As greves dos professores ocorrem, em 2022/23, após três anos lectivos afectados pelas restrições impostas pela pandemia — 2019/20, 2020/21, 2021/22. Há vários estudos que comprovam o impacto negativo das greves longas na aprendizagem e alguns estimam que, a partir de 10 dias de interrupção de aulas, esses danos começam a manifestar-se. Ora, este é o quarto ano lectivo consecutivo em que as escolas tentam funcionar entre a instabilidade, a incerteza e o caos. Há, por exemplo, alunos que completarão o 1º ciclo do ensino básico integralmente frequentado em condições anormais — ou seja, repleto de interrupções às actividades lectivas e respectivas consequências para a sua aprendizagem. Este contexto é tão factual quanto inultrapassável, e seria um erro olhar para o lado e fazer de conta que o contexto é outro.

Após uma acumulação brutal de danos na aprendizagem e no desenvolvimento das crianças e jovens, o país deveria estar unido à volta da missão de recuperar a aprendizagem perdida nesses três anos lectivos. Os dados internacionais apontam para retrocessos significativos, que variam em gravidade consoante os países — estima-se perdas de um terço da aprendizagem, sendo que em alguns países as perdas equivalem a cerca de um ano lectivo completo. Sendo valores médios, importa não esquecer que os alunos em risco de insucesso escolar e de origens socioeconómicas desfavorecidas sofreram danos ainda mais profundos: ou seja, alargou o fosso das desigualdades sociais, assim como deveria ter aumentado a urgência em resgatar as crianças e jovens que ficaram para trás.

Uma constatação óbvia é que o país não assumiu realmente esse compromisso de “recuperação da aprendizagem”. Por um lado, o Ministério da Educação decidiu negar a realidade e agarrou-se a um sucesso fictício: afinal, os alunos portugueses teriam melhorado entre 2019 e 2022 — uma espécie de milagre que faria de Portugal aquele único país do mundo imune às perdas de aprendizagem na pandemia. Por outro lado, os professores em greve bloquearam o funcionamento das escolas desde Dezembro e por tempo indeterminado, impedindo de forma prolongada a realização normal das aulas. Ou seja, em vez de recuperar a aprendizagem, governo e professores contribuíram, cada um à sua maneira, para agravar o dano já existente.

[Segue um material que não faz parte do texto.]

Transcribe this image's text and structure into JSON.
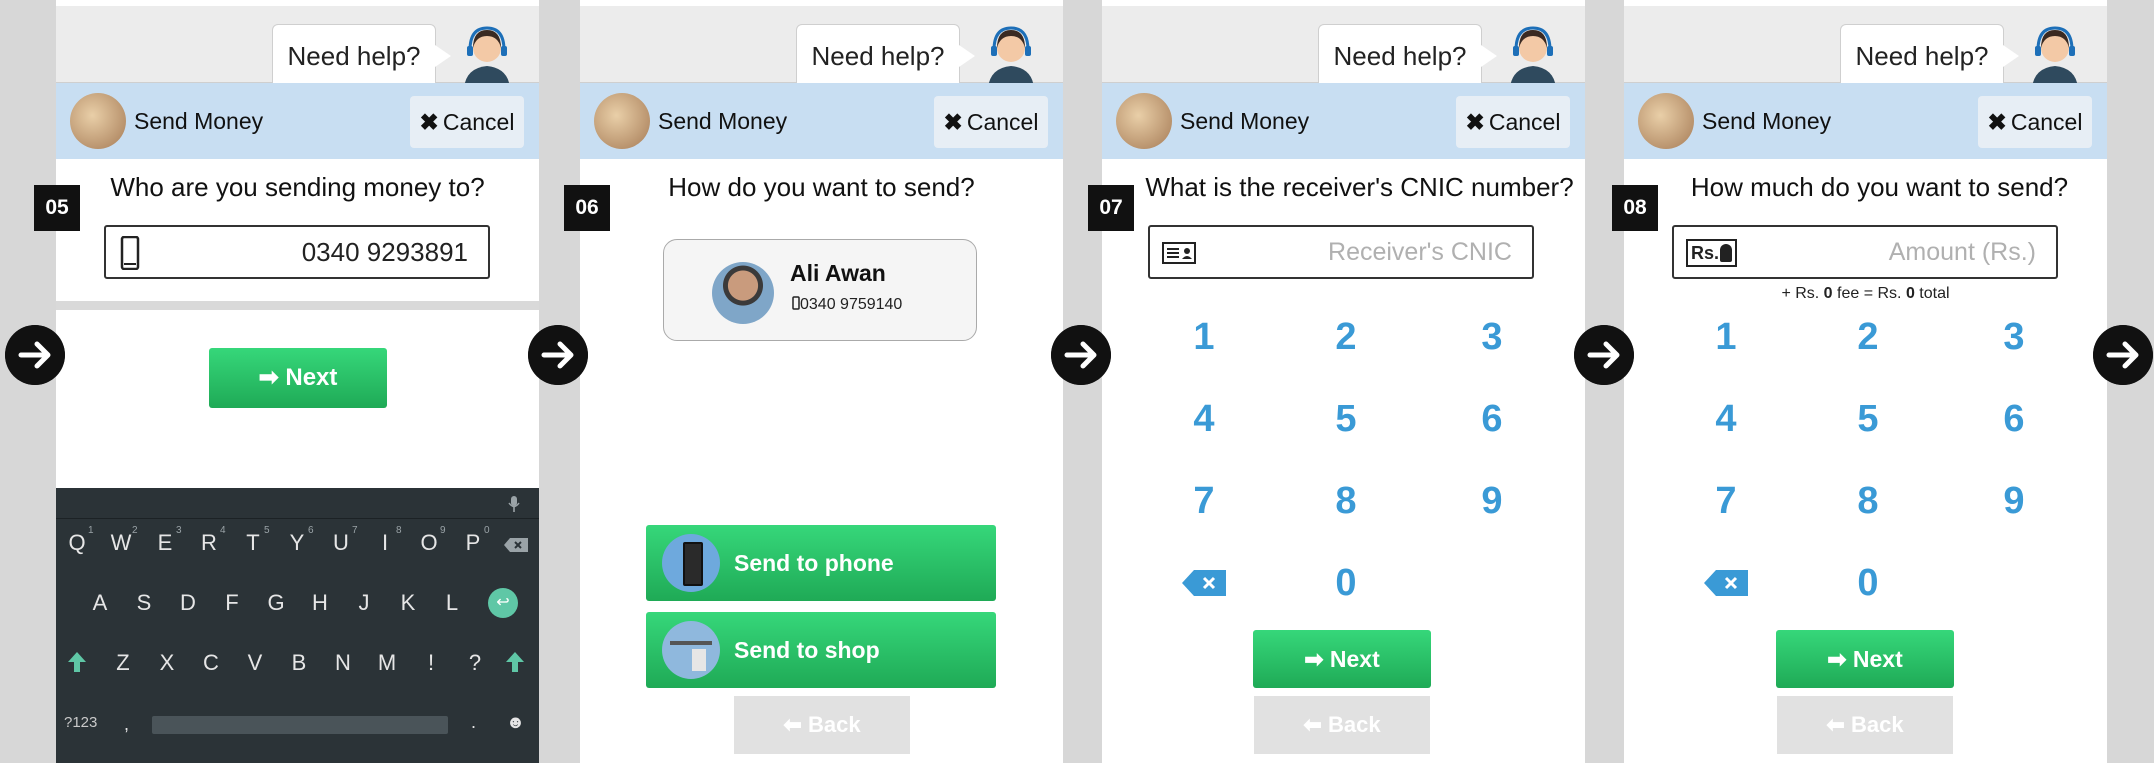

Independentemente das considerações que se façam sobre as greves em curso nas escolas, o que escrevo acima está suportado por inúmeras evidências. As opiniões surgem depois: uns dirão que, por causa desse contexto, estas greves de longa duração são irrazoáveis; outros dirão que se mantêm legítimas e necessárias, apesar do contexto. Não vou entrar no braço-de-ferro. O meu ponto é simplesmente este: a legitimidade formal das greves não apagará o contexto em que estas acontecem, nem este deve ser escondido — pelo contrário, deveria constituir um forte apelo ao equilíbrio, de modo a não esticar os limites negociais até a corda se partir.

Infelizmente, parece que a corda vai mesmo partir-se. Após terem conseguido um recuo do Ministério da Educação quanto à descentralização da contratação docente, os sindicatos subiram o nível das reivindicações indesejáveis, no sentido em que agravam os problemas sistémicos existentes. Não falo dos aumentos salariais ou da melhoria das condições laborais, mas sim da organização do sistema educativo: não será com mais centralismo na contratação ou com carreiras mais assentes no tempo de serviço (em vez de no desempenho) que a profissão se tornará atractiva para os jovens, ou sequer que será exequível contratar 34 mil novos professores até 2030. A rede pública está sob ameaça de colapsar nos próximos anos por falta de professores e ninguém à mesa das negociações parece importar-se com isso.

Com razão e também sem razão, os professores iniciaram uma série longa de greves que, pelo que se assiste, contribuirá negativamente para aprofundar os desafios educativos do país. Porque está a agravar os danos na aprendizagem. E porque os sindicatos pedem mais centralismo ministerial, quando o que se precisa é de mais liberdade e autonomia nas escolas. Eis o que me preocupa e vejo tão ausente do debate público: a bomba poderá rebentar nas mãos do governo, mas os estilhaços cairão sobre a cabeça dos alunos.